Day 2: World’s Largest Duty Free: Andorra

We woke up at about 6:30 am and made our way back to Sants train station, where we picked up the rental car we’d arranged for our day trip into Andorra.  After figuring out how to get to the car, which was perched on top of the train station, we proceeded to get out our mappy and plan the best strategy for getting out-of-town in one piece.  All this was done from our vantage point on top of the roof of Sants train station.  It did seem to be a bit daunting.  Streets shot off this way and that, some were one way, some weren’t, some were pedestrian only but had traffic, no one stopped at lights, and everyone was in a hurricane-is-a’comin-type hurry.  We picked a route, knowing full well we may have to go to Plan B if the first route didn’t work out, and headed off.  By the way, we didn’t have a Plan B.  After driving around the parking garage a few times trying to find the ramp that would get us down off the roof, we finally made it to the exit.  Score one for us.  Then we cautiously made our way out into traffic.  It kind of felt like we were the ball in a pinball machine that had just been launched.  We had to shoot out into the messy fray of things and hope for the best.  Somehow it worked and, in spite of ourselves, after a few tours on and off random freeway ramps, we found the correct road to Montserrat and arrived there by 8:45ish.  Peh – who needs a GPS?

Morning view of Montserrat

We parked the car and started to suss things out.  Our first stop was the TI, where we were told we were the first visitors of the day.  Yippee!!  Sadly, you don’t win anything – Jim asked.  Montserrat itself is very cool, a tranquil place on the side of a…  “mountain.”  The monastery-church is old and ornate, with a statue of a black Virgin Mary that is thought to have been carved by St. Luke.  She also is popular with newlyweds, who come to seek Her blessing by rubbing the wooden orb She holds with one hand while holding up their other hand (palm up) to show that they accept Jesus.  So that is what we did.  Much to my chagrin, Jim took a picture with flash.  Aaah, you can take the man out of Jerusalem…  I just hope that doesn’t count against us.  We exited the church by walking down a path that had a bunch of lit candles, so we lit one because I was secretly hoping we could atone our sins for taking the picture of the Virgin Mary.

The best bits of Andorra

After Montserrat, we got back into our whip and headed to Andorra, an unusually small country-principality.  The ride was nice, with glimpses of the Pyrenees here and there.  The customs-passport control people couldn’t care less about people going INTO Andorra, so we were in in a flash (around noonish).  We followed the main (and only) road into the country, and wound up in the big city of Andorra la Vella.  After a bit of rigmarole in finding parking, we secured the car in an underground lot and checked things out.  Andorra is like the international terminal at any airport – full of foreigners and Duty Free stores.  Our first order of business was to eat, so we did at the Mama Maria Pizzeria, and had a great pizza lunch.  One of our waiters spoke only French, the other only Spanish.  And neither were all that interested in being a waiter.  After lunch, we wandered the town a bit more, taking in the smell of 1000 perfumes in one place at the Perfumerias, stopped at a large department store, had a horrible tasting donut (blasphemy!), then got back into the car.  We were getting tuckered out, and Jim had a ways to drive back.  Getting out of Andorra was a little trickier, because they stop and search every car at the border of Spain for trunkloads of electronic equipment.  It’s a little like the person who stands at the exit of Costco checking your receipt.  Turns out Andorra is a popular spot for citizens of neighboring countries to buy the latest and greatest technology, all duty free.  As we hadn’t loaded up on plasma-screen TVs, we were out in a matter of minutes.

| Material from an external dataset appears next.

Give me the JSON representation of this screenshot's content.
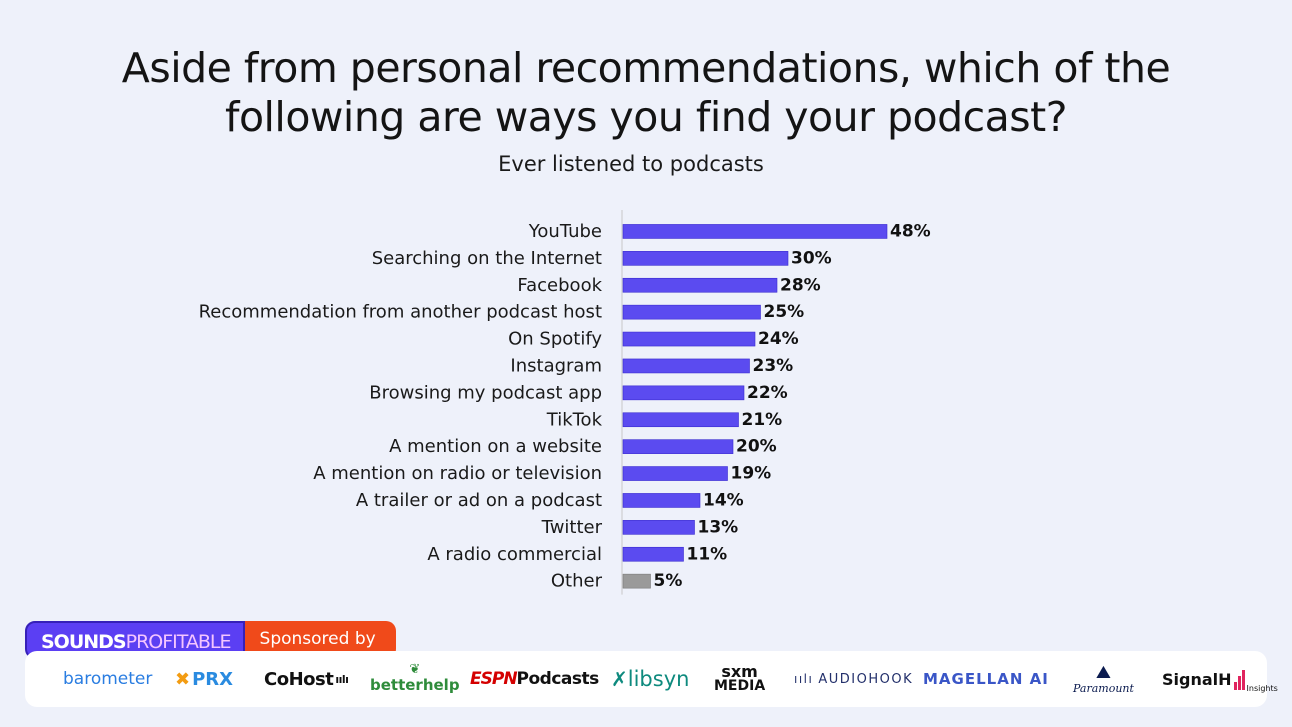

The ride back took a few hours, with no major incidents or detours due to my map reading skills, and, amazingly enough, we made it back to the Sants train station in one piece.  It was actually surprisingly easy, even though I had been dreading it all day.  We hopped the Metro back to our hotel stop, stopped for a few cervezas at a bar in our neighborhood (the Eixample), then stopped at the Supermercado across from our hotel for some salami, cheese, baguette, chipsies, cookies, and drinks.  We ate a picnic dinner in the hotel room and then were off to bed.  We were beat.